И не для Сергея Брагина.

Ей оставалось только стоять и смотреть, как в считаных метрах от нее догорают останки человека, которого она когда-то любила. Смотреть и плакать… потому что больше ничего она сделать не могла.

И был дождь. Мелкий, противный, моросящий дождь.

И были пожарные на красивых, солидных, внушающих уважение машинах. Пожарные прибыли и, повозившись, окончательно потушили огонь, который, впрочем, и так затухал.

Прибыла милиция, оцепила место происшествия и пыталась командовать, но ее быстро оттеснили неприметные граждане в сереньких костюмчиках и китайских курточках. Граждане поставили ментов на место и занялись следствием, а оперативникам велели помалкивать и никого не пускать туда, где вокруг черного остова когда-то шикарной тачки суетились профессорского вида эксперты с объемистыми чемоданчиками.

Виктория сидела у себя на кухне, подперев висок рукой, и в окно отлично видела все манипуляции милиции и неприметных граждан. К ней зашел врач – или не врач, а, может быть, один из тех самых экспертов, посочувствовал тихим голосом, выразил зачем-то соболезнования, словно она была вдовой покойного, и спросил, не надо ли ей заклеить разбитое колено и не хочет ли она успокоительного.

Но Виктория не хотела успокаиваться, она хотела, чтобы Сергей был жив, и пусть бы он оставался с этой рыжей стервой Верой, неважно. Однако ее желание был не в силах выполнить ни врач-эксперт, ни вообще кто-либо из людей.

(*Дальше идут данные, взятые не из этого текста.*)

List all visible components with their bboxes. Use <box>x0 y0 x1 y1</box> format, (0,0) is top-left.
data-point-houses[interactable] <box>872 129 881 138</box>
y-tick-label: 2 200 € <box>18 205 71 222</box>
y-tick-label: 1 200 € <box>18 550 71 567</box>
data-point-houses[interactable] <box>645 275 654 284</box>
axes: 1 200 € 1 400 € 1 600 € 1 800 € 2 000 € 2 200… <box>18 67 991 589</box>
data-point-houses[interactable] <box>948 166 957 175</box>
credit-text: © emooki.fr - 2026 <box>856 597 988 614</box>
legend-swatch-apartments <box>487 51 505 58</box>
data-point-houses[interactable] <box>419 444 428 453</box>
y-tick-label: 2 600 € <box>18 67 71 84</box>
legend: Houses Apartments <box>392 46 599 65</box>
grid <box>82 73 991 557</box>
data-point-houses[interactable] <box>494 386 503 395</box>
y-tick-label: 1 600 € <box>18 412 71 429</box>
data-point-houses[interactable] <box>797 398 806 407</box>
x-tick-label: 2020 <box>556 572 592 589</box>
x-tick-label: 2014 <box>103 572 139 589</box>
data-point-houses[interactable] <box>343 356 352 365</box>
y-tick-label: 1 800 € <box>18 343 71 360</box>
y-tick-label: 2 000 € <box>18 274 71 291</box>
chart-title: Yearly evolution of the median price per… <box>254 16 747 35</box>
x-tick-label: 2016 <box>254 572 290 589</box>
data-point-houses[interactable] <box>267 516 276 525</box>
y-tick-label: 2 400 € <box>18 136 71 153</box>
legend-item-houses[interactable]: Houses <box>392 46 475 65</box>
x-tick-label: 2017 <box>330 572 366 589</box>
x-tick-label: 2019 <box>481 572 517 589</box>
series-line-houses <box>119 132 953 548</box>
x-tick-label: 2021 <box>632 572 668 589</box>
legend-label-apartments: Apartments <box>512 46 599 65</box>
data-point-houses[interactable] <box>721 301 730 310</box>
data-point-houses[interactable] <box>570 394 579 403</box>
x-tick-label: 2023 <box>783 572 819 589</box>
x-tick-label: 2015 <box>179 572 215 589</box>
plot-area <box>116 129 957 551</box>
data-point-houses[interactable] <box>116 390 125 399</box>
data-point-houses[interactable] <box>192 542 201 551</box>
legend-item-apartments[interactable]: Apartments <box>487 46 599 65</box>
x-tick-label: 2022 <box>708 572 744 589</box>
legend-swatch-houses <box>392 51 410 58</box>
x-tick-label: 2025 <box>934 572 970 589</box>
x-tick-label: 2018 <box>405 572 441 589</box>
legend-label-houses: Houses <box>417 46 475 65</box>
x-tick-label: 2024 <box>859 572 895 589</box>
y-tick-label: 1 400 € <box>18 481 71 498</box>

Звонил телефон, и сотовый не замолкал, а потом в квартиру просочился один из неприметных граждан, улыбнулся казенной улыбкой и изъявил желание побеседовать с той, что одна из последних видела Сергея Брагина живым. Так сказать, узнать детали.

Виктория подняла голову…

– Елизавета Кораблева тоже из вашей службы? – чужим, сиплым голосом спросила она.

(От потрясения у нее теперь временами отказывал голос.)

Неприметный ничего не ответил, но по искорке, мелькнувшей в его холодном взоре, Виктория поняла, что попала в точку.

– Скажите, какие отношения были у вас с Сергеем Брагиным? – осведомился он, садясь за кухонный стол напротив нее и открывая какую-то папку.

Ей очень хотелось взять дознавателя за горло и сдавить его до полного прекращения доступа кислорода в легкие, но это было чревато и к тому же уголовно наказуемо. Поэтому Виктория удовольствовалась малым.

– Я не могу сейчас говорить, – просипела она и отвернулась. – Потом… потом.

Неприметный сделал брови домиком, словно собеседница поставила его в чрезвычайно затруднительное положение, и после крохотной паузы предложил обмениваться информацией в письменной форме. Он будет задавать вопрос, заносить его на бумагу, а гражданка Палей своей рукой напишет ниже ответ. Годится?